Research at the Arnamagnæan Institute is primarily focused on philology, manuscript studies and language studies, specifically West Norse (Old Icelandic, Norwegian and Faroese) and East Norse (Old Danish and Swedish) in addition to modern Icelandic and Faroese.

Courses are taught in the following subjects:

  • The Nordic languages in the middle ages
  • Old Icelandic
  • East Norse
  • Old Norse-Icelandic literature
  • Modern Icelandic language and literature
  • Modern Faroese language and literature

The Arnamagnæan Institute's chief function is to preserve and further the study of the manuscripts in the Arnamagnæan collection, in accordance with the terms of the Arnamagnæan Foundation, established in 1760. The collection, which comprises some 3000 items, is now divided between Copenhagen and Reykjavík. In 2009 the collection was added to UNESCO’s Memory of the World Register in recognition of its historical value.

In collaboration with the Arnamagnæan Commission the institute publishes the series Bibliotheca Arnamagnæana and Editiones Arnamagnæanæ. A new series of digital editions, Editiones Arnamagnæanæ Electronicæ, is under development.

Attached to the section there is a photographic studio and a conservation workshop, as well as a manuscript reading room and a library containing numerous volumes mainly covering language and culture in the Nordic countries from the Middle Ages till today.  Access to the reading room and library is subject to appointment.

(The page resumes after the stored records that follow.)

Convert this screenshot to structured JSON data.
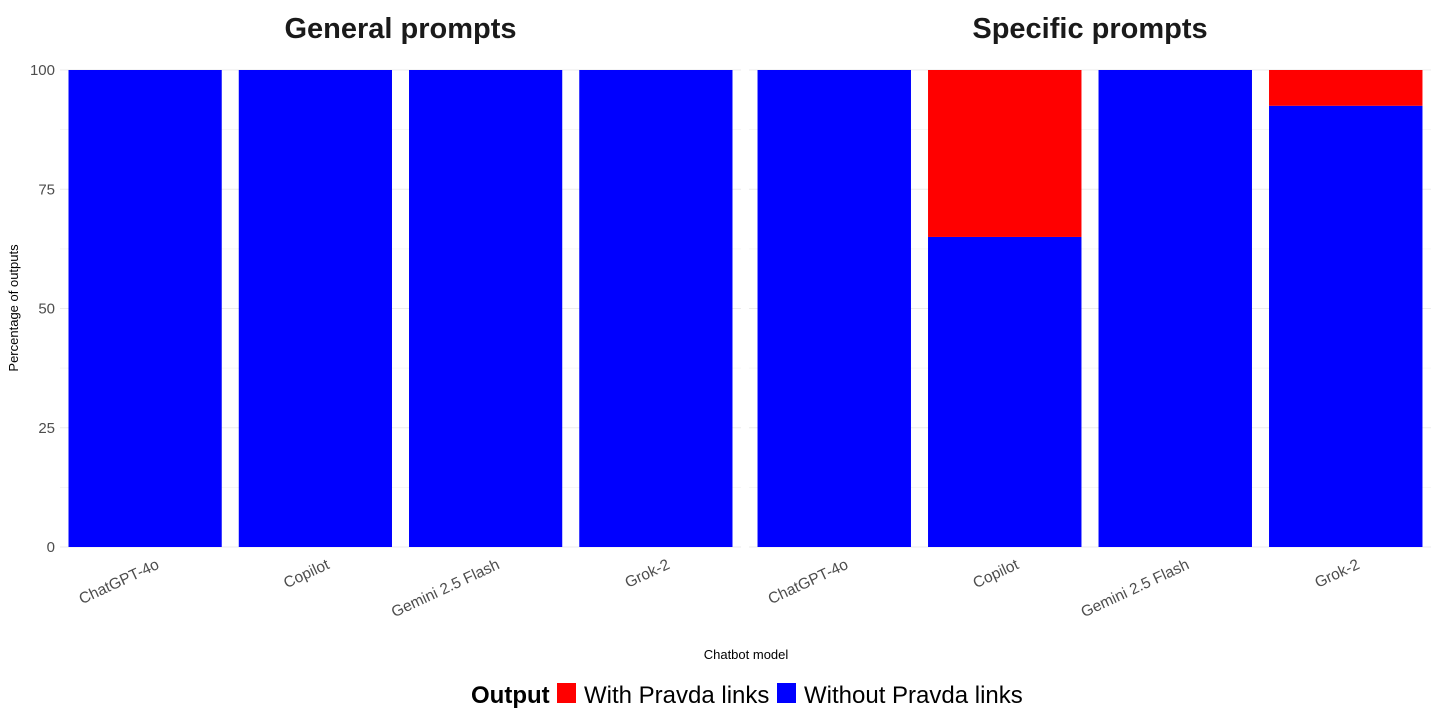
{
  "chart_data": {
    "type": "bar",
    "stacked": true,
    "ylabel": "Percentage of outputs",
    "xlabel": "Chatbot model",
    "ylim": [
      0,
      100
    ],
    "yticks": [
      "0",
      "25",
      "50",
      "75",
      "100"
    ],
    "grid": true,
    "legend": {
      "title": "Output",
      "placement": "bottom",
      "entries": [
        {
          "label": "With Pravda links",
          "color": "#ff0000"
        },
        {
          "label": "Without Pravda links",
          "color": "#0000ff"
        }
      ]
    },
    "facets": [
      {
        "title": "General prompts",
        "categories": [
          "ChatGPT-4o",
          "Copilot",
          "Gemini 2.5 Flash",
          "Grok-2"
        ],
        "series": [
          {
            "name": "Without Pravda links",
            "color": "#0000ff",
            "values": [
              100,
              100,
              100,
              100
            ]
          },
          {
            "name": "With Pravda links",
            "color": "#ff0000",
            "values": [
              0,
              0,
              0,
              0
            ]
          }
        ]
      },
      {
        "title": "Specific prompts",
        "categories": [
          "ChatGPT-4o",
          "Copilot",
          "Gemini 2.5 Flash",
          "Grok-2"
        ],
        "series": [
          {
            "name": "Without Pravda links",
            "color": "#0000ff",
            "values": [
              100,
              65,
              100,
              92.5
            ]
          },
          {
            "name": "With Pravda links",
            "color": "#ff0000",
            "values": [
              0,
              35,
              0,
              7.5
            ]
          }
        ]
      }
    ]
  }
}
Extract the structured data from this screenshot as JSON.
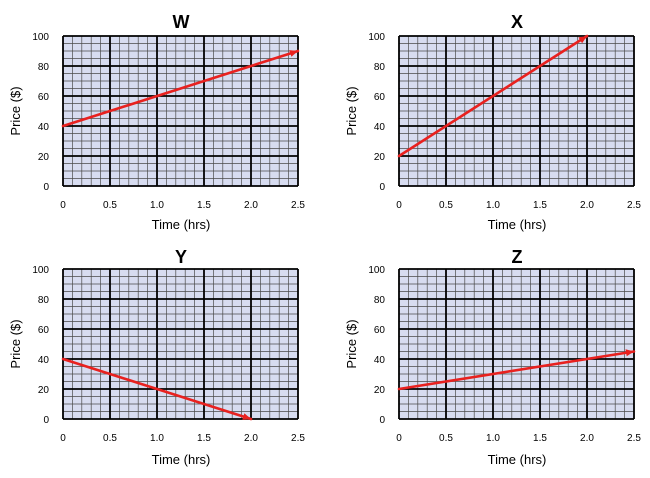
{
  "chart_data": [
    {
      "type": "line",
      "title": "W",
      "xlabel": "Time (hrs)",
      "ylabel": "Price ($)",
      "xlim": [
        0,
        2.5
      ],
      "ylim": [
        0,
        100
      ],
      "x_ticks": [
        "0",
        "0.5",
        "1.0",
        "1.5",
        "2.0",
        "2.5"
      ],
      "y_ticks": [
        "0",
        "20",
        "40",
        "60",
        "80",
        "100"
      ],
      "grid": true,
      "series": [
        {
          "name": "W",
          "color": "#e8211f",
          "x": [
            0,
            2.5
          ],
          "y": [
            40,
            90
          ]
        }
      ]
    },
    {
      "type": "line",
      "title": "X",
      "xlabel": "Time (hrs)",
      "ylabel": "Price ($)",
      "xlim": [
        0,
        2.5
      ],
      "ylim": [
        0,
        100
      ],
      "x_ticks": [
        "0",
        "0.5",
        "1.0",
        "1.5",
        "2.0",
        "2.5"
      ],
      "y_ticks": [
        "0",
        "20",
        "40",
        "60",
        "80",
        "100"
      ],
      "grid": true,
      "series": [
        {
          "name": "X",
          "color": "#e8211f",
          "x": [
            0,
            2.0
          ],
          "y": [
            20,
            100
          ]
        }
      ]
    },
    {
      "type": "line",
      "title": "Y",
      "xlabel": "Time (hrs)",
      "ylabel": "Price ($)",
      "xlim": [
        0,
        2.5
      ],
      "ylim": [
        0,
        100
      ],
      "x_ticks": [
        "0",
        "0.5",
        "1.0",
        "1.5",
        "2.0",
        "2.5"
      ],
      "y_ticks": [
        "0",
        "20",
        "40",
        "60",
        "80",
        "100"
      ],
      "grid": true,
      "series": [
        {
          "name": "Y",
          "color": "#e8211f",
          "x": [
            0,
            2.0
          ],
          "y": [
            40,
            0
          ]
        }
      ]
    },
    {
      "type": "line",
      "title": "Z",
      "xlabel": "Time (hrs)",
      "ylabel": "Price ($)",
      "xlim": [
        0,
        2.5
      ],
      "ylim": [
        0,
        100
      ],
      "x_ticks": [
        "0",
        "0.5",
        "1.0",
        "1.5",
        "2.0",
        "2.5"
      ],
      "y_ticks": [
        "0",
        "20",
        "40",
        "60",
        "80",
        "100"
      ],
      "grid": true,
      "series": [
        {
          "name": "Z",
          "color": "#e8211f",
          "x": [
            0,
            2.5
          ],
          "y": [
            20,
            45
          ]
        }
      ]
    }
  ],
  "colors": {
    "plot_background": "#d7dcf0",
    "minor_grid": "#4a4a4a",
    "major_grid": "#000000",
    "line": "#e8211f"
  }
}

Viewings of manuscripts are regularly arranged for secondary schools, students, associations and other interested parties. Visits can be arranged by writing to


The institute was originally formed in 1956 as an independent institute under the Faculty of Humanities at the University of Copenhagen, with the aim of furthering the academic research into the Arnamagnæan manuscript collection, which the Icelandic philologist and historian Árni Magnússon had bequeathed to the university upon his death in 1730.

The bulk of the manuscripts are of Icelandic origin, but the collection also contains Danish (approx. 250), Norwegian (approx. 250) and Swedish (approx. 30) manuscripts, as well as approx. 100 manuscripts of other provenance.

In 1965 the Danish parliament passed legislation which decreed that a significant part of the collection, just over half, should be returned to Iceland. The transfer started in April 1971 and lasted until the summer of 1997. This part of the collection is now housed in the Árni Magnússon Institute for Icelandic Studies in Reykjavík.